Teaching an Old Model New Tricks
Hidden Markov models estimate DNA loop kinetics
The hidden Markov model—a statistical model used for decades in fields as diverse as speech recognition and climatology—has received an update and a new application. Researchers at the University of Pennsylvania and Emory University adapted the model for tethered molecule experiments, and used it to obtain the most accurate estimates to date of the kinetics of DNA looping. Their results appeared online in Biophysical Journal on February 2, 2007.
“Before now, no one has ever been able to measure the kinetics of DNA loop formation and breakdown in a realistically sized system,” comments Philip Nelson, PhD, professor of physics at the University of Pennsylvania. DNA forms loops to turn certain genes off; accurate measurement of the rates of looping and unlooping are needed to build realistic models of this switching mechanism.
Researchers cannot directly see a strand of DNA in action, so they use a trick pioneered by Laura Finzi, PhD, (now at Emory University) and Jeff Gelles, PhD, (Brandeis University): they tether one end to a microscope slide and attach a visible bead to the other end. Single-particle tracking of the bead’s motion is used to infer the DNA’s state—when DNA is looped, the bead is pulled closer to the microscope slide and its radius of movement is more limited. Previously, researchers analyzed the data by averaging the motion of the bead within certain windows of time—called “binning the data.” But this method is imperfect because the results are heavily influenced by the choice of bin size. So, Nelson’s team turned to hidden Markov models.
“Hidden Markov models have a long and illustrious history in the study of single ion channels, but recently they have also increasingly been the method of choice when analyzing single-molecule biophysics experiments,” Nelson says.
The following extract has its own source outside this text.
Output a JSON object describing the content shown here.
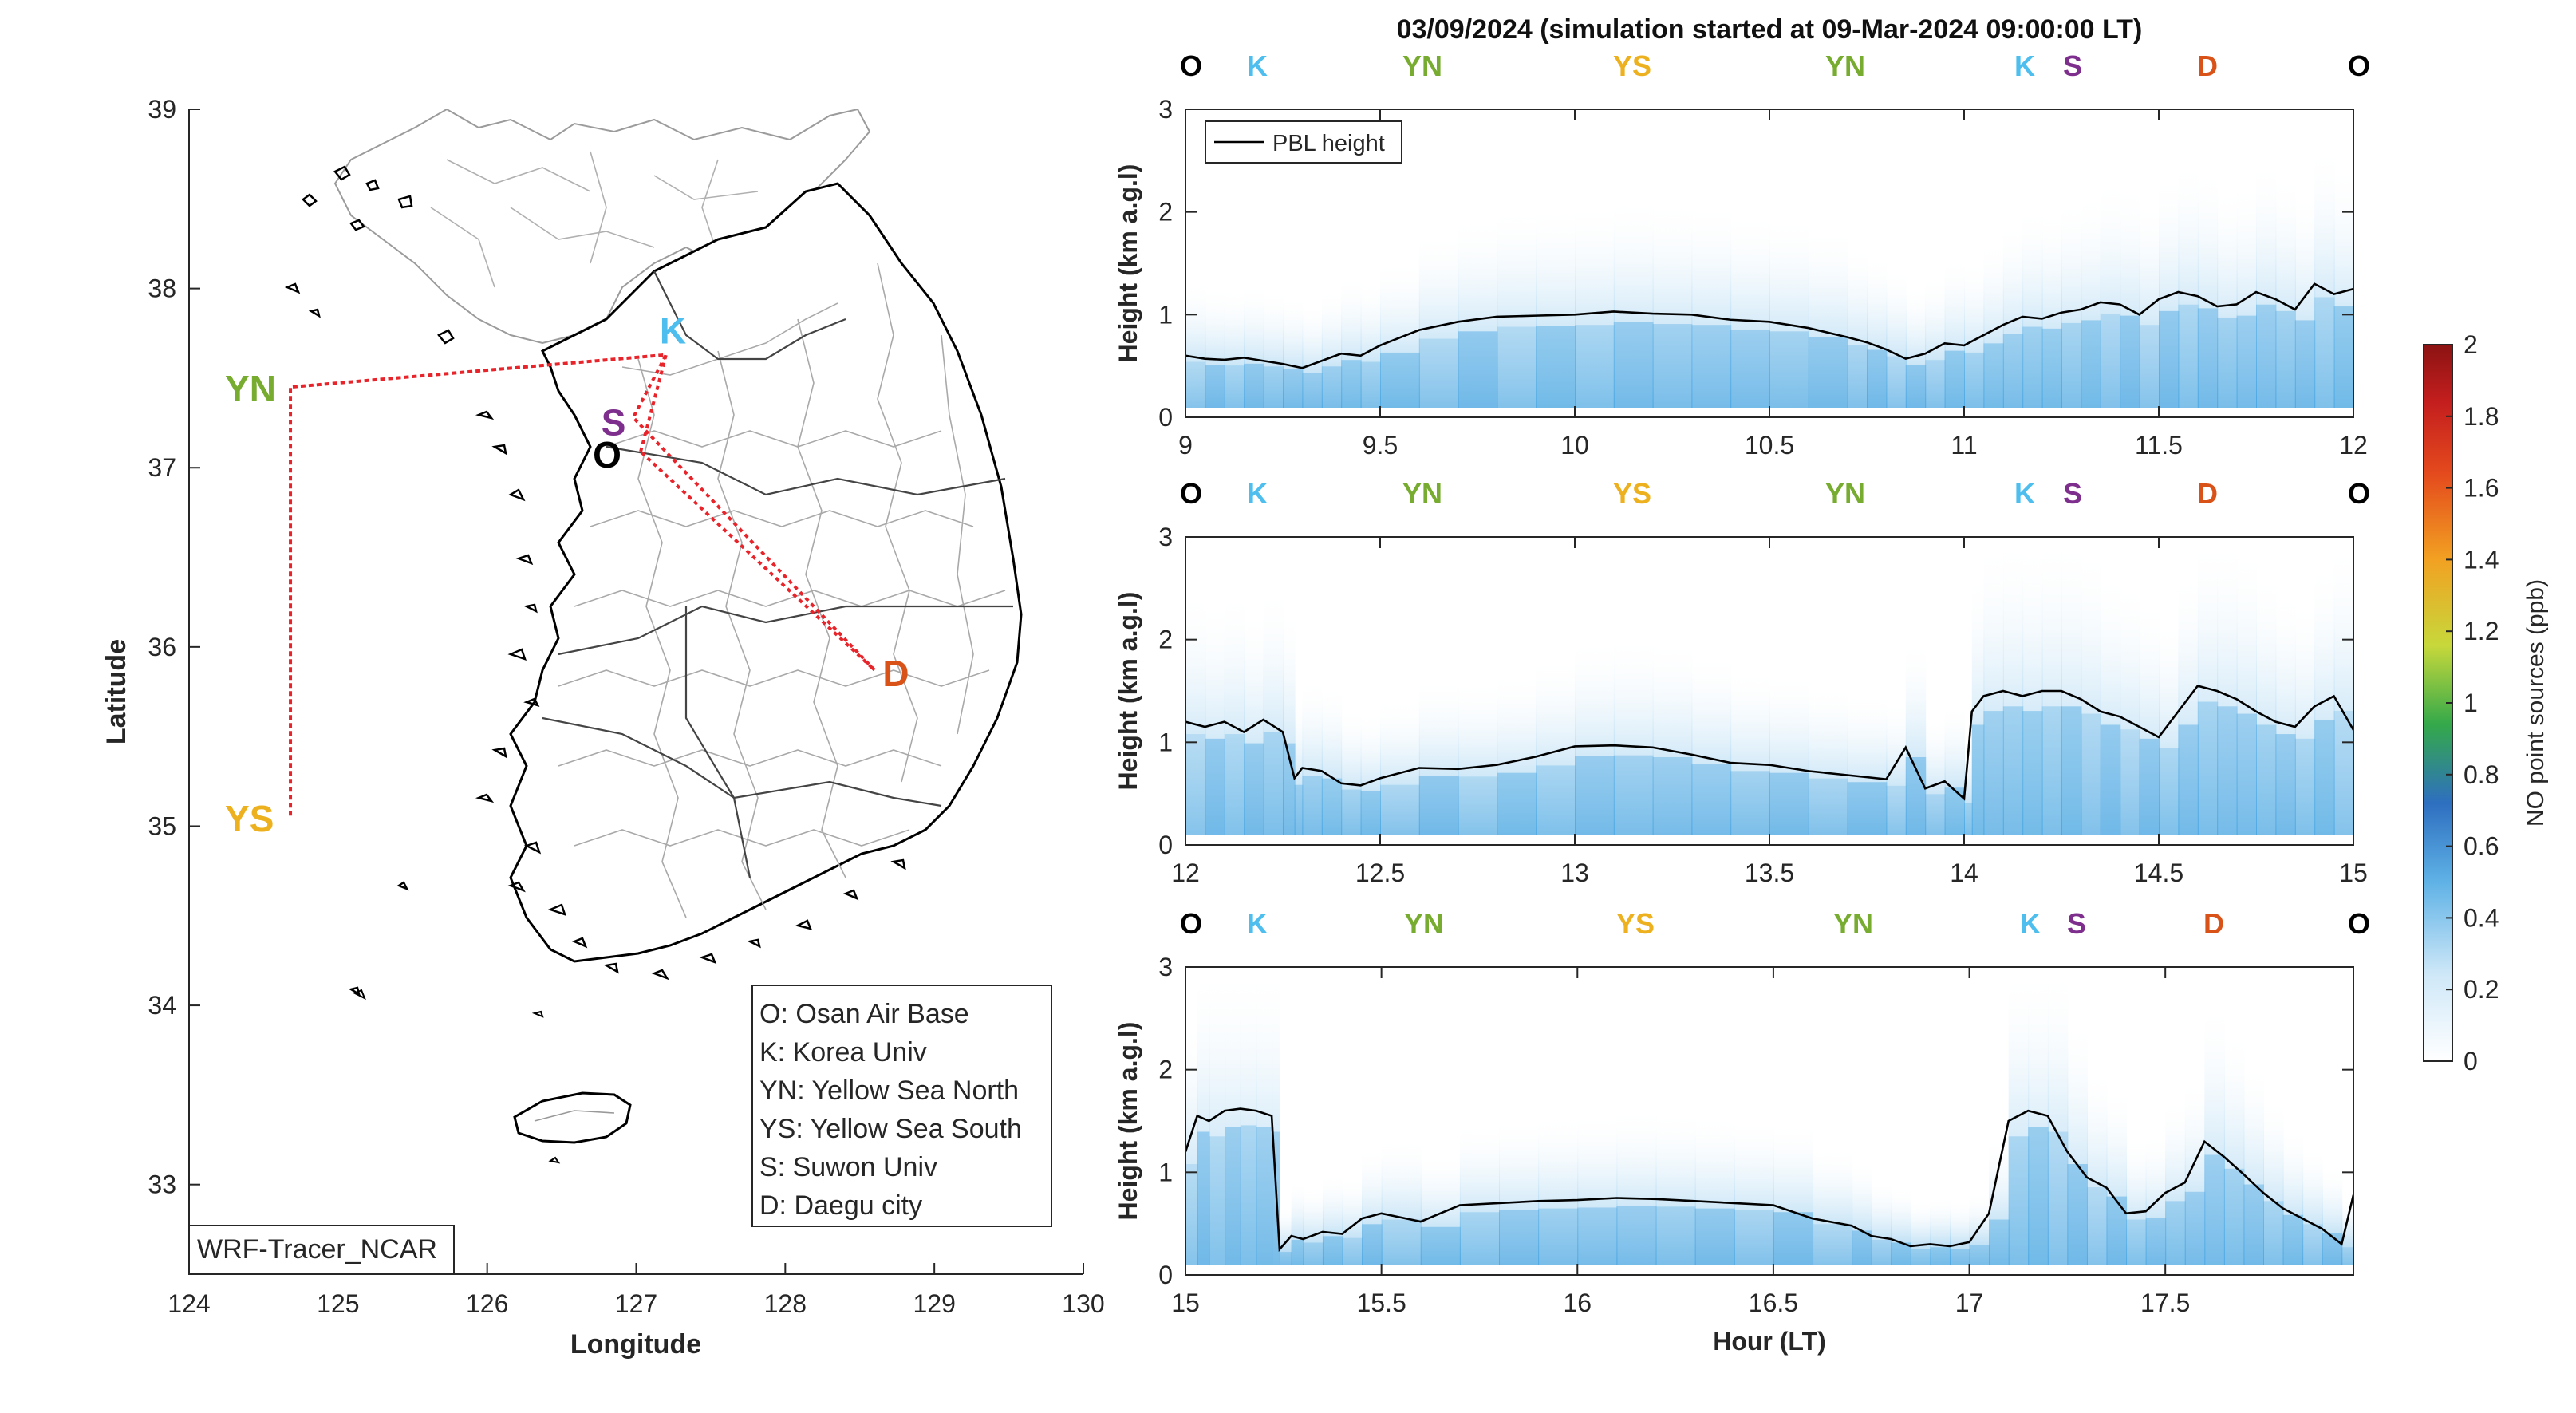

Hidden Markov models help scientists make inferences about some unobservable data (e.g., DNA states) based on a set of observable and noisy data (e.g., bead movements). The algorithm estimates the unknown rates by finding the values that make the observed pattern of data the most likely.
“For a physicist, it’s really beautiful to see the same ideas getting recycled in very different contexts,” Nelson says. “But we had a technical challenge, we couldn’t just take it off the shelf and use it because the classic set up wasn’t quite applicable.” Hidden Markov modeling assumes that the noise in the observable data is purely random. However, in tethered particle analysis, this assumption is violated: the position of the bead in one moment depends on the position of the bead the instant before. So, Nelson’s team made a new model—called a diffusive hidden Markov model—that accounts for this dependency.
The resulting estimates of the rates of looping formation and breakdown were robust; their rate estimates did not change when they re-analyzed the data after removing every other datapoint.
“I think their approach seems very novel and sound, and it’s clear that by doing this they can obtain more accurate information about DNA looping kinetics,” says Taekjip Ha, PhD, associate professor of physics at the University of Illinois at Urbana-Champaign. Ha has done work using hidden Markov modeling for single-molecule fluorescence studies not involving tethered molecules.